Religion has, and still does, play a large part in Russian life, and the city is dotted with beautiful golden onion domes which photograph beautifully when the sun glints off them. The little Cathedral of the Annunciation with its multiple gold domes is particularly gorgeous. Stepping inside these churches you see dazzling multi-storied religious altar frescoes and icons. We became fascinated by these and with our Innovative driver and guide we were able to add on a visit to the Icons museum. This gave us a fascinating insight into the development of this religious art. Dining in Moscow was surprisingly sophisticated and the city is lively at night. Innovative’s team in Russia were able to secure bookings at both the Pushkin (a restored nobleman’s house, we ate upstairs in the library) and the Turandot (very opulent theatrical surroundings) restaurants which offer fine dining to the highest standard.
The central city is very clean and felt extremely safe as we walked off our dinner wandering back to the hotel in the late evening. Walking around Moscow’s centre is very rewarding, but for efficient use of valuable time a driver is essential. The other essential in transport is the Metro. With our guide, over a couple of hours, we were able to see the best examples of Soviet era mosaics, bronze sculptured, marble, Art Deco and enormously-chandeliered platforms. A truly remarkable experience and something wonderful to gaze at should you miss your next train.
The Soviet era is proudly on display and you can shop for knick-knacks and memorabilia of this. Cold War era tanks and aeroplanes in the Victory park, long since decommissioned, bearing the red star can be cautiously approached and patted by enthusiasts.

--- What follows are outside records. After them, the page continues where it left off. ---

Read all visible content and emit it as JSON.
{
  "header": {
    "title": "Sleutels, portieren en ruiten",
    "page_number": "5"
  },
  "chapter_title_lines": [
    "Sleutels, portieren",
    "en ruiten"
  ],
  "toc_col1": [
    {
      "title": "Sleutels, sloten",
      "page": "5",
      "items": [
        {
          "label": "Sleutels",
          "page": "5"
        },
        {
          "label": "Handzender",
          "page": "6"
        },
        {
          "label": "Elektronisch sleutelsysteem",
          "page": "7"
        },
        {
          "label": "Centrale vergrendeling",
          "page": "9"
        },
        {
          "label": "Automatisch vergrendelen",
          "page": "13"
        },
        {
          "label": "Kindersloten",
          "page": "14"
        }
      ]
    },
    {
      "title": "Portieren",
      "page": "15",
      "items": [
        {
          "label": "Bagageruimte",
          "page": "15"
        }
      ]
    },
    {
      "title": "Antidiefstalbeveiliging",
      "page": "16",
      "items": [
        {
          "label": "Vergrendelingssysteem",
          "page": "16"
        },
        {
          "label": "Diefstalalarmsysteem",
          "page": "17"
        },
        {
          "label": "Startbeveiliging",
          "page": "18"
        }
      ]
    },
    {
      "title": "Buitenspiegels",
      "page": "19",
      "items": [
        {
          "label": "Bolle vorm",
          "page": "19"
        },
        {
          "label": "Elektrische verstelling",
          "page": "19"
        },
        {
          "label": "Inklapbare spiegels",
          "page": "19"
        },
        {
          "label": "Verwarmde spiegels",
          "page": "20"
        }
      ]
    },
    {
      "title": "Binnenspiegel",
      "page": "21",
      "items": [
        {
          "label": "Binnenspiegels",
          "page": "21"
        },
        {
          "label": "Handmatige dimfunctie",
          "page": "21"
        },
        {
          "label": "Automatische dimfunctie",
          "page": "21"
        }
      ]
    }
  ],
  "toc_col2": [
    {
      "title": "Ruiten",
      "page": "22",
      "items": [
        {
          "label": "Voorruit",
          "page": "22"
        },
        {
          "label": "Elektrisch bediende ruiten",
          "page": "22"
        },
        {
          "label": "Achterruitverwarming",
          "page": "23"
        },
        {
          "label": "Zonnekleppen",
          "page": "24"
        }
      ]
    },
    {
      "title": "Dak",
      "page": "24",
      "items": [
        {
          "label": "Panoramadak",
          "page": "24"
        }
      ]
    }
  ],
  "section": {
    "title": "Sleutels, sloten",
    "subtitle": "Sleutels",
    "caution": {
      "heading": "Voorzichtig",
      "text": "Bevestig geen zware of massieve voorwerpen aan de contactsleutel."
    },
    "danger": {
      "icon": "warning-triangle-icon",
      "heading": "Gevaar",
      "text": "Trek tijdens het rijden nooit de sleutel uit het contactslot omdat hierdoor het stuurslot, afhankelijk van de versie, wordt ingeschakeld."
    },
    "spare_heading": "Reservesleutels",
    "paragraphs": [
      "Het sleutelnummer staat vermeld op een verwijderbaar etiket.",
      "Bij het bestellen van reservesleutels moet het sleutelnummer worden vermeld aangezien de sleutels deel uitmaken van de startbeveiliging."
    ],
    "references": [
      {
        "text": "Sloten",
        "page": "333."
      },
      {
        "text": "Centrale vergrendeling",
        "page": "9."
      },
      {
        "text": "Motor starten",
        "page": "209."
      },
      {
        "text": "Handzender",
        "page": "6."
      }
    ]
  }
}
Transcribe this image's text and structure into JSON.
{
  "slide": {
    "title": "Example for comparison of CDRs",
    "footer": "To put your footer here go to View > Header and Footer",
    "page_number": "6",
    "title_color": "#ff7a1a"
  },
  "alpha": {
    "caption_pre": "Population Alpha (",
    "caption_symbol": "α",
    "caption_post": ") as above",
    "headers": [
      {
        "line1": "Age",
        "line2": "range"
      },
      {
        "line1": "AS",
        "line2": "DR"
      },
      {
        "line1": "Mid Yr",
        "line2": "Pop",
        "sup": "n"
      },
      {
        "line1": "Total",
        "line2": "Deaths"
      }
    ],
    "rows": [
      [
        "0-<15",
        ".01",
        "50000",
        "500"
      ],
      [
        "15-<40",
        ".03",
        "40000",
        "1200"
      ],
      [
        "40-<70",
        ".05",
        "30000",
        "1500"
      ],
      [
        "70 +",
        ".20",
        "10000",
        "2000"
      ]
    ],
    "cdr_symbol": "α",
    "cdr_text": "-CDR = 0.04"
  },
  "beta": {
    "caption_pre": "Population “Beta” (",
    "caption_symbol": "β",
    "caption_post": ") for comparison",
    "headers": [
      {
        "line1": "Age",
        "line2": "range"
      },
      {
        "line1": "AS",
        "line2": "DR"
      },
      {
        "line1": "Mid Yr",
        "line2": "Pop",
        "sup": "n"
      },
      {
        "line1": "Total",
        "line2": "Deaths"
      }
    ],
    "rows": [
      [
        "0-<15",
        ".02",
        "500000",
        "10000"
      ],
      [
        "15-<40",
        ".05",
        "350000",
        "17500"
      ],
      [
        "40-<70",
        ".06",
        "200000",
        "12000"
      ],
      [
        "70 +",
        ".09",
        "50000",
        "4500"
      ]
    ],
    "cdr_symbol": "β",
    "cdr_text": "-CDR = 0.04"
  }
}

We left Moscow by the fabulous Sapsan fast train bound for St Petersburg. The train was very comfortable and we had a surprisingly very good meal. We also got a brief look at rural life out our window. In less than four hours we had arrived, ready for the next leg of our Russian adventure. Checking into our Hotel (Belmond Grand) we found we had a spectacular view of the “Church of the Spilled Blood” and it’s colourful domes. The next day we would visit its beautiful interior. St Petersburg, whilst a city and once the capital, felt a lot more like a town in its intimacy. There are a lot of university students here and as such the city is very vibrant. After a few days, with unique landmarks, a river, and several canals we felt as though we knew our way around well enough to walk parts of it. Churches, forts, palaces and museums were all on the itinerary. Of note for me was the small Stieglitz museum of Applied Art: a combination of university and museum and possessing an eclectic collection of domestic artifacts and sensational interiors such as the golden Terem room. I loved the unique collection of dolls in clothing representing all the various regions and cultures of Russia. After the tour you are able to visit a shop of sorts where you may purchase artworks and sculptures made by the fine arts students.